Back in the 18th and 19th century, there was nothing attractive about the St. Giles Rookery. It got its name because tiny apartments were stacked atop one another like birdhouses. Only the poorest of the poor lived there–the beggars, the prostitutes, the gin addicts. Especially the gin addicts. Gin was a national addiction, a cheap way to get blasted. Gin addiction was immortalized in Hogarth’s engraving Gin Lane, showing a drunken mother accidentally knocking her baby over a railing while a tradesman hawks his tools and a man hangs himself within view of an uncaring crowd.

Hogarth was no teetotaler. He liked a good drink, as his engraving Beer Street shows. It’s the same scene, gentrified. Industrious drinkers of real ale prosper and flirt in clean, attractive surroundings. It must have seemed like heaven to the denizens of the Rookery.

A new exhibition by the Museum of London looks at the lives of these nearly forgotten people, thanks to an excavation the museum sponsored at the site of the old Rookery. London’s Underworld Unearthed: The Secret Life of the Rookery features finds from the excavation along with contemporary and modern depictions of this Hell on Earth.

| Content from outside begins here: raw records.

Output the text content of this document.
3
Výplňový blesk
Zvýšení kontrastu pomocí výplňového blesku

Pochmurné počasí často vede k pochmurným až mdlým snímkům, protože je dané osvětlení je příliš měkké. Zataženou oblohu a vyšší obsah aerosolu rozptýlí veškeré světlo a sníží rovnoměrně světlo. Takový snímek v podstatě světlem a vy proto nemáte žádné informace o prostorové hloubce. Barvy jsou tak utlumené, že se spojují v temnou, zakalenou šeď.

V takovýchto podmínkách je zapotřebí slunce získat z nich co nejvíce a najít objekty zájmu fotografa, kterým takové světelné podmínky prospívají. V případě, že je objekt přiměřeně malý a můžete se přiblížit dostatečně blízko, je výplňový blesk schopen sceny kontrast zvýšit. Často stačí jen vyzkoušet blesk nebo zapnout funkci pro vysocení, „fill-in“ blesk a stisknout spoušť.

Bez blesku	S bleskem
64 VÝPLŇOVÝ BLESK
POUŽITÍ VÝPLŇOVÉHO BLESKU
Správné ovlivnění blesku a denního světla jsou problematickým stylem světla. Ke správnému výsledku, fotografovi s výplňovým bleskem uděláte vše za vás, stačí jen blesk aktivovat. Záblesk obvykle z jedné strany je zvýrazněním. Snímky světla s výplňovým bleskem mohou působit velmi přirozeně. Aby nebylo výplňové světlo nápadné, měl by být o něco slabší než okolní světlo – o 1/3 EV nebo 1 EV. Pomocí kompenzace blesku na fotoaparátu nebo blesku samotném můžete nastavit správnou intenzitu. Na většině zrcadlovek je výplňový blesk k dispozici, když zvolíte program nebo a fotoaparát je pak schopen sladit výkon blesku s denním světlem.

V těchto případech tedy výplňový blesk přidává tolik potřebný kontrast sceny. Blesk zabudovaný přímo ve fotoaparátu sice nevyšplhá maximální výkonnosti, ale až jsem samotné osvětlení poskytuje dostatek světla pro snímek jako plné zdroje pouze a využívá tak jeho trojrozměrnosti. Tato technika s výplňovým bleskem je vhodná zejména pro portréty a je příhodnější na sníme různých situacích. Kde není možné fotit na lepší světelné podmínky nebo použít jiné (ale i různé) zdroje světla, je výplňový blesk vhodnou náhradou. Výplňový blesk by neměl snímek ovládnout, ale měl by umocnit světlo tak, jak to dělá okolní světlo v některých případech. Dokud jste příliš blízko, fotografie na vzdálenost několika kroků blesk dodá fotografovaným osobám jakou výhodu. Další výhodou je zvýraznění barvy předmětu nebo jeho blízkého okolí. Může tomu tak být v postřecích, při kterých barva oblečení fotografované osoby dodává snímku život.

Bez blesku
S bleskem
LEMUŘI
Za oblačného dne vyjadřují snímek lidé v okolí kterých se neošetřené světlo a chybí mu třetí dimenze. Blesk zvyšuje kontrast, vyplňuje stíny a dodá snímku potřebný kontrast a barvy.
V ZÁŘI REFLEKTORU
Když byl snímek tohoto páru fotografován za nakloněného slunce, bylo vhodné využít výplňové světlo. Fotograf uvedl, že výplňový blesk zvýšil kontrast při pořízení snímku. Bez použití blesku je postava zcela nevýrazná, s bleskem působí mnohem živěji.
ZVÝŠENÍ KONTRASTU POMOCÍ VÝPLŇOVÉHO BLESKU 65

The finds remind us that these were real people living here. Children’s toys, simple crockery, and trick glasses used in drinking games give us a glimpse of their lives, and the gin bottles hint at how many of them died. The modern art, created by Jane Palm-Gold, draws comparisons with today’s urban blight. The permanent collection at the Museum of London is well worth a visit too in order to get a better understanding of one of the world’s most fascinating cities.

The show runs until June 3 at the Coningsby Gallery.